The tricky bit is allocating the amorphous lump of capital to the sources of volatility in the business. It tends to go a bit like this:
– Risk capital = insurance risk capital + other risk capital
- (other being investment risk, credit risk, operational risk etc)
– Insurance risk capital = cat risk capital + other
- (other being claims volatility, pricing and reserving risks, large claim risk etc)
- (cat risk capital treated separately as it is harder to diversify)
– Then further allocated to different cat perils, different lines of business, etc.
I’ll give you a made-up example of a company that has material local windstorm exposures. It only operates in this locality, so it cannot diversify its windstorm (catastrophe) risk. For £100m of capital, £65m may be for insurance risk, of which £40m is for cat risk. Suppose this business writes £100m of premium (a 1:1 capital to premium ratio), all equally exposed to the risk of storms.
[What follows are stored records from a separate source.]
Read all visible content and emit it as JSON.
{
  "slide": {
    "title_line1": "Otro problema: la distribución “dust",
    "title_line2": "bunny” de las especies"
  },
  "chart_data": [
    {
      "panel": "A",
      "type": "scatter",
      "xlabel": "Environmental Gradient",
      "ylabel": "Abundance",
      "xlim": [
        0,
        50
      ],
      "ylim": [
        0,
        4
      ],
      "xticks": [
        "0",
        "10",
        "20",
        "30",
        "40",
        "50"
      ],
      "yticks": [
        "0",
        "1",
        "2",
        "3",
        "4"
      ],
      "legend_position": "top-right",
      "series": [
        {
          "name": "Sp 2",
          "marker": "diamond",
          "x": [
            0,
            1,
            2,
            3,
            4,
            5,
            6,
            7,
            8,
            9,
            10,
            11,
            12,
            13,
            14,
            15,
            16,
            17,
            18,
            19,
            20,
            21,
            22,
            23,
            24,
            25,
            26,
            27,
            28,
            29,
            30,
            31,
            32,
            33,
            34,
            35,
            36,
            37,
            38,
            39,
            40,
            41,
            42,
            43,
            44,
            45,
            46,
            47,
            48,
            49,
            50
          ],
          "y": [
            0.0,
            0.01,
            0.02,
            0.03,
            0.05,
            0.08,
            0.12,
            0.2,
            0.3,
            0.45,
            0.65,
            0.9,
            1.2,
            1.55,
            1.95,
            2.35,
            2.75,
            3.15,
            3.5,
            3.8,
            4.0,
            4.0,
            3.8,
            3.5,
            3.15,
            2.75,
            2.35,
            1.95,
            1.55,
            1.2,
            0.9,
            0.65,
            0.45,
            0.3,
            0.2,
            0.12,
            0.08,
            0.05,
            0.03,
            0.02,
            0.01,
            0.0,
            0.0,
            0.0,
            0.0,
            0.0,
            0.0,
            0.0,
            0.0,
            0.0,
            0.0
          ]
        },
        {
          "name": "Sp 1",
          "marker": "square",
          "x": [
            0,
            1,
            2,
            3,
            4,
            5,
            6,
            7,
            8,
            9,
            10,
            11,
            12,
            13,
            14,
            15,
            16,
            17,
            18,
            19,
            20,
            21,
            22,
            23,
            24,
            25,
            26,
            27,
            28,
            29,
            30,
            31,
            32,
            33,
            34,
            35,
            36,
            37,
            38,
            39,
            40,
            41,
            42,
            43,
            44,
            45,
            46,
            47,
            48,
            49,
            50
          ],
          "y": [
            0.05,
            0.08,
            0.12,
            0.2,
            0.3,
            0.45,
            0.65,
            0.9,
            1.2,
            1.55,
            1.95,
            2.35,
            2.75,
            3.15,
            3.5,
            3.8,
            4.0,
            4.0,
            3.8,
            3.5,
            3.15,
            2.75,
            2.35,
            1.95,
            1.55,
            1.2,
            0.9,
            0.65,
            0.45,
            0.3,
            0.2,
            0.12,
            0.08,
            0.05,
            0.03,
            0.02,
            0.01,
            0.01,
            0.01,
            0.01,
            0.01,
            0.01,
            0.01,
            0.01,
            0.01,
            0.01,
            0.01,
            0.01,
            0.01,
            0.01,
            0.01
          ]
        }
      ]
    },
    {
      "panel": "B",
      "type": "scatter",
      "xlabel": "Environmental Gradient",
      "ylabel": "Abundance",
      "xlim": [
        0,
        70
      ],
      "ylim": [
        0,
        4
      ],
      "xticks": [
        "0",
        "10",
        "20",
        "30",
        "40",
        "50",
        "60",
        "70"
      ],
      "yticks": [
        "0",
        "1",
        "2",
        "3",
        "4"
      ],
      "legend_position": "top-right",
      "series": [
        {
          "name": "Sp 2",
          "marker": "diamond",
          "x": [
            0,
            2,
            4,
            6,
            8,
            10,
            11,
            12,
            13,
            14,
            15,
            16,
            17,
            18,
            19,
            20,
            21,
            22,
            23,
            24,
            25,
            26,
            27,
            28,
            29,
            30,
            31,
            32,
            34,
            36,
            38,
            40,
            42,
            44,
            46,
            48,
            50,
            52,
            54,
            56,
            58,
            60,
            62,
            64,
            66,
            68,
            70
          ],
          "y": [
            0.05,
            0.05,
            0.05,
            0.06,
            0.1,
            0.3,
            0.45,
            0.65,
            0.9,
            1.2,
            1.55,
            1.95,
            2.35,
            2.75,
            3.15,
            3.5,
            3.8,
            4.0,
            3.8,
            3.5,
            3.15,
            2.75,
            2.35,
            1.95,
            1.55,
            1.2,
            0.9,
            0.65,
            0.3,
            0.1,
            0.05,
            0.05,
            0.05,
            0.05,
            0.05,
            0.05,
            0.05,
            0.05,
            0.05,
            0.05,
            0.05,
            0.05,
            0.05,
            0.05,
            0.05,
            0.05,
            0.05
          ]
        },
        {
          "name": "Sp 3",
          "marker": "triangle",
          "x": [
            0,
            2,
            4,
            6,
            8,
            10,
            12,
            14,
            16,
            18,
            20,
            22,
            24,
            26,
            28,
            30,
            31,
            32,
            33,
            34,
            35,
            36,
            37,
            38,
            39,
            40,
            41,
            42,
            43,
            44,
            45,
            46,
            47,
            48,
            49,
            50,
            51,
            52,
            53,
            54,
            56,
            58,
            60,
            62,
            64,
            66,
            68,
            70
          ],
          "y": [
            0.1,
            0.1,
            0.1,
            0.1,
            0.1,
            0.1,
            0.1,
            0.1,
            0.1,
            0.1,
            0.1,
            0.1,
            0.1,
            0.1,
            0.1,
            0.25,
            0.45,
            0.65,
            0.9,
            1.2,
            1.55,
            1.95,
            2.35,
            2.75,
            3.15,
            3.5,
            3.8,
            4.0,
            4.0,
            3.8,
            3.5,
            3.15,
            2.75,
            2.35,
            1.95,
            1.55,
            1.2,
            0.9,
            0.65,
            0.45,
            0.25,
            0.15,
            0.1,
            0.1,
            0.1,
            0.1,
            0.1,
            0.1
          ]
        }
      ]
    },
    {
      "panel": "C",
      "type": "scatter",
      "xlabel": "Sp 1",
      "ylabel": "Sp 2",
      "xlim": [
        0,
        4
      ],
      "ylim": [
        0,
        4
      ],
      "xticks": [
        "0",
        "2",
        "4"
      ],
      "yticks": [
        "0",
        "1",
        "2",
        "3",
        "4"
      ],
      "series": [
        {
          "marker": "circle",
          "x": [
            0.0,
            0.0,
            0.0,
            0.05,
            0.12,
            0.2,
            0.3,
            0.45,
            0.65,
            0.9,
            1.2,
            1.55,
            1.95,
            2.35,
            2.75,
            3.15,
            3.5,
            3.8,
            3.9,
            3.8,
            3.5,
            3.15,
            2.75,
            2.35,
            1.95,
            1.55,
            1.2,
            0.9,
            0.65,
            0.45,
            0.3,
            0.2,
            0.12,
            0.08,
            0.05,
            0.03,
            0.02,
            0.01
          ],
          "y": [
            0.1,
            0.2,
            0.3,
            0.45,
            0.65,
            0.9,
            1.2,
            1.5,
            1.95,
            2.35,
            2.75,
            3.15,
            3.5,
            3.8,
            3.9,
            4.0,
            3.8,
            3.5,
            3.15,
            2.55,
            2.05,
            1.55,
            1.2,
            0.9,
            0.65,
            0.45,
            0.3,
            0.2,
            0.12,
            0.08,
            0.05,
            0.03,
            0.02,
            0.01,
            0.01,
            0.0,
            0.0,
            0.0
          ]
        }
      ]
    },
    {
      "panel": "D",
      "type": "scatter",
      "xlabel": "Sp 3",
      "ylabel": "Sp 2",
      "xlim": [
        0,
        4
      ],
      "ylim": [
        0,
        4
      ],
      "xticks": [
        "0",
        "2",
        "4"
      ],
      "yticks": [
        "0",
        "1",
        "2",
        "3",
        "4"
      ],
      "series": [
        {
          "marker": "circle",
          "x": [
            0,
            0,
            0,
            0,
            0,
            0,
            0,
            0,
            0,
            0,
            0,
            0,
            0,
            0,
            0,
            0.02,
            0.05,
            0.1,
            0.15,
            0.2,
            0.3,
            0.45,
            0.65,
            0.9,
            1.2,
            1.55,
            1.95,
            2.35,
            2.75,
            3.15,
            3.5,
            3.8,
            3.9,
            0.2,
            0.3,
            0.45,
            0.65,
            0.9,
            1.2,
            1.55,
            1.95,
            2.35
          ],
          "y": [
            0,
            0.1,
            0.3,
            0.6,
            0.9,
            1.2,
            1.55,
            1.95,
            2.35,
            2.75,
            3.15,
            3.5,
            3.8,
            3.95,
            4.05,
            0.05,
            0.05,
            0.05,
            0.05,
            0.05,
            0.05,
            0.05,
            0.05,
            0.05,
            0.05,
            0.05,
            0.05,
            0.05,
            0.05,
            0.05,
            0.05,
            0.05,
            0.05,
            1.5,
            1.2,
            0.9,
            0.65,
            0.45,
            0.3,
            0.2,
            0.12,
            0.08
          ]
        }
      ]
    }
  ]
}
And finally suppose the company has a 12.5% target return on capital for shareholders. Then each policy must have a margin of 5% of premium to cover the return for catastrophe risk. And a 7.5% margin for the rest of the risks. I’m hoping you can see how these margins are calculated.
And, just to be crystal clear, this 5% margin within the premium is purely for the volatility due to catastrophes. It does not include the “long run expected windstorm cost”, which is in the expected losses in section (1) above.